Devil take the hindmost
- Shadows of the Future: H.G. Wells, Science Fiction and Prophecy by Patrick Parrinder
Liverpool, 170 pp, £25.00, July 1995, ISBN 0 85323 439 6
- The History of Mr Wells by Michael Foot
Doubleday, 318 pp, £20.00, October 1995, ISBN 0 385 40366 6
- A Modern Utopia by H.G. Wells, edited by Krishan Kumar
Everyman, 271 pp, £5.99, November 1994, ISBN 0 460 87498 5
Among other certain things (death, taxes etc) is the rule that no work of science fiction will ever win the Booker Prize – not even the joke 1890s version. H.G. Wells’s The Time Machine had no chance against ‘literary’ authors like Hardy and Conrad. In the twenty-five years it has been running, no SF title, as I recall, has even been shortlisted for Martyn Goff’s real thing. In 1940, T.S. Eliot struck the recurrent establishment note when he labelled Wells a ‘popular entertainer’.(Dickens was stigmatised with the same term by F.R. Leavis in The Great Tradition.) Patrick Parrinder has been opposing such anti-Wellsian prejudice for the best part of a quarter of a century. His opposition takes the form of scholarly works which patiently mount the case for critical respect. Parrinder’s contributions include the Critical Heritage volume (1972), a study of Wells’s composition methods, H.G. Wells under Revision (1990, co-edited with Christopher Rolfe), and the reissue of Wells’s scientific romances currently appearing under the World’s Classics imprint. (For copyright reasons – Wells having died in 1946 – this series will probably only be available in America.) Parrinder’s more theoretical interventions include Science Fiction, Its Criticism and Teaching (1980), a work which places Wells as ‘the pivotal figure in the evolution of the scientific romance into modern science fiction’.

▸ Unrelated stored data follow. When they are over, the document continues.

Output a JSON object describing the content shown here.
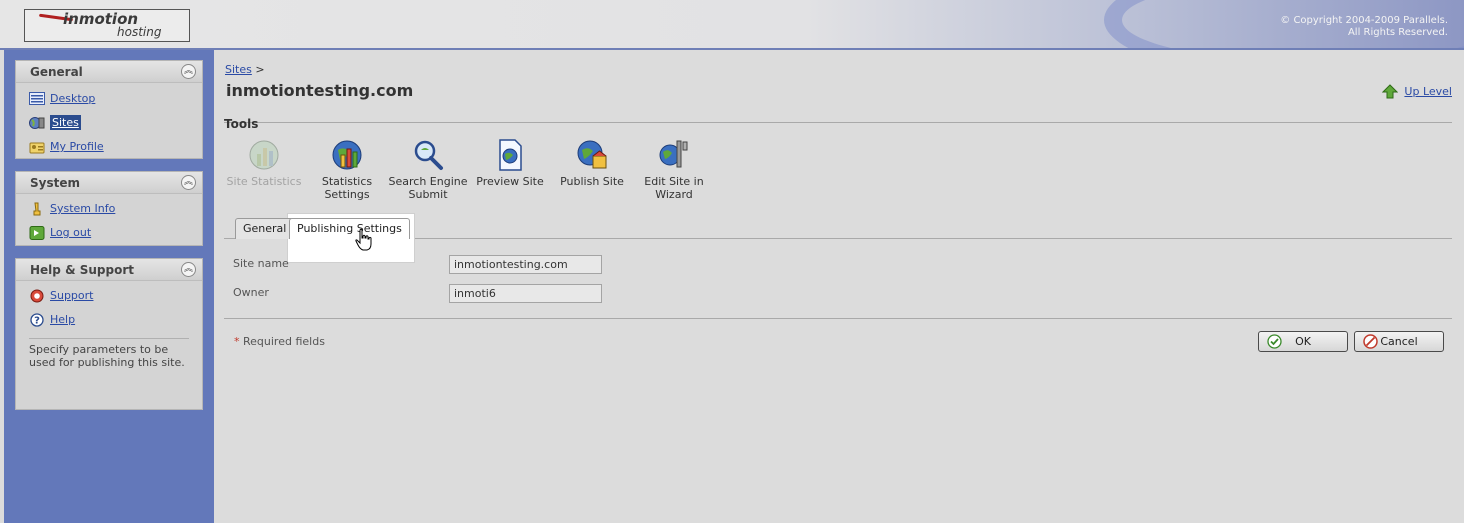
{
  "header": {
    "logo_brand": "inmotion",
    "logo_sub": "hosting",
    "copyright_line1": "© Copyright 2004-2009 Parallels.",
    "copyright_line2": "All Rights Reserved."
  },
  "sidebar": {
    "general": {
      "title": "General",
      "items": [
        {
          "label": "Desktop",
          "icon": "desktop-icon"
        },
        {
          "label": "Sites",
          "icon": "sites-icon",
          "active": true
        },
        {
          "label": "My Profile",
          "icon": "profile-icon"
        }
      ]
    },
    "system": {
      "title": "System",
      "items": [
        {
          "label": "System Info",
          "icon": "system-info-icon"
        },
        {
          "label": "Log out",
          "icon": "logout-icon"
        }
      ]
    },
    "help": {
      "title": "Help & Support",
      "items": [
        {
          "label": "Support",
          "icon": "support-icon"
        },
        {
          "label": "Help",
          "icon": "help-icon"
        }
      ],
      "description": "Specify parameters to be used for publishing this site."
    }
  },
  "main": {
    "breadcrumb_link": "Sites",
    "breadcrumb_sep": ">",
    "title": "inmotiontesting.com",
    "up_level": "Up Level",
    "tools_title": "Tools",
    "tools": [
      {
        "label": "Site Statistics",
        "icon": "site-statistics-icon",
        "disabled": true
      },
      {
        "label": "Statistics Settings",
        "icon": "statistics-settings-icon"
      },
      {
        "label": "Search Engine Submit",
        "icon": "search-engine-submit-icon"
      },
      {
        "label": "Preview Site",
        "icon": "preview-site-icon"
      },
      {
        "label": "Publish Site",
        "icon": "publish-site-icon"
      },
      {
        "label": "Edit Site in Wizard",
        "icon": "edit-site-wizard-icon"
      }
    ],
    "tabs": [
      {
        "label": "General"
      },
      {
        "label": "Publishing Settings",
        "hovered": true
      }
    ],
    "form": {
      "site_name_label": "Site name",
      "site_name_value": "inmotiontesting.com",
      "owner_label": "Owner",
      "owner_value": "inmoti6"
    },
    "required_star": "*",
    "required_text": "Required fields",
    "ok_label": "OK",
    "cancel_label": "Cancel"
  },
  "colors": {
    "sidebar_bg": "#6378ba",
    "link": "#2a4aa5",
    "active_nav": "#2b4c8e"
  }
}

Shadows of the Future (a title which plays with the equivocal initials ‘SF’) is Parrinder’s most forceful critical plea so far for the importance of Wells. He begins by staking a claim for The Time Machine as ‘one of the Prophetic Books of the 19th century’, a work which ‘casts its own shadow over futurity’. In fact, two claims are made: one for Wells as a prophet novelist, the other for prophetic fiction (PF?) as a significant literary genre. Parrinder’s own discursive method, as he tells us, is modelled on the Time Traveller’s – a series of ever further ranging intellectual explorations. Wells is praised as the Edward Gibbon of his day, and he is also celebrated for writing parodic fiction of Bakhtinian subtlety whose designs are indistinguishable from the current hypotheses of theoretical physicists like Kip Thorne and Stephen Hawking. Parrinder’s chapters take the form of free-wheeling meditations on Wellsian topoi – ‘Possibilities of Space and Time’, ‘The Fall of Empires’, ‘Utopia and Meta-Utopia’. In Part Two of Shadows of the Future, he branches out into ‘Wells’s Legacy’ – which he takes to be the whole corpus of 20th-century British and American science fiction. There is a wealth of massively informed insight in the book, but more impressive – and more convincing – is the high seriousness with which Parrinder approaches his subject.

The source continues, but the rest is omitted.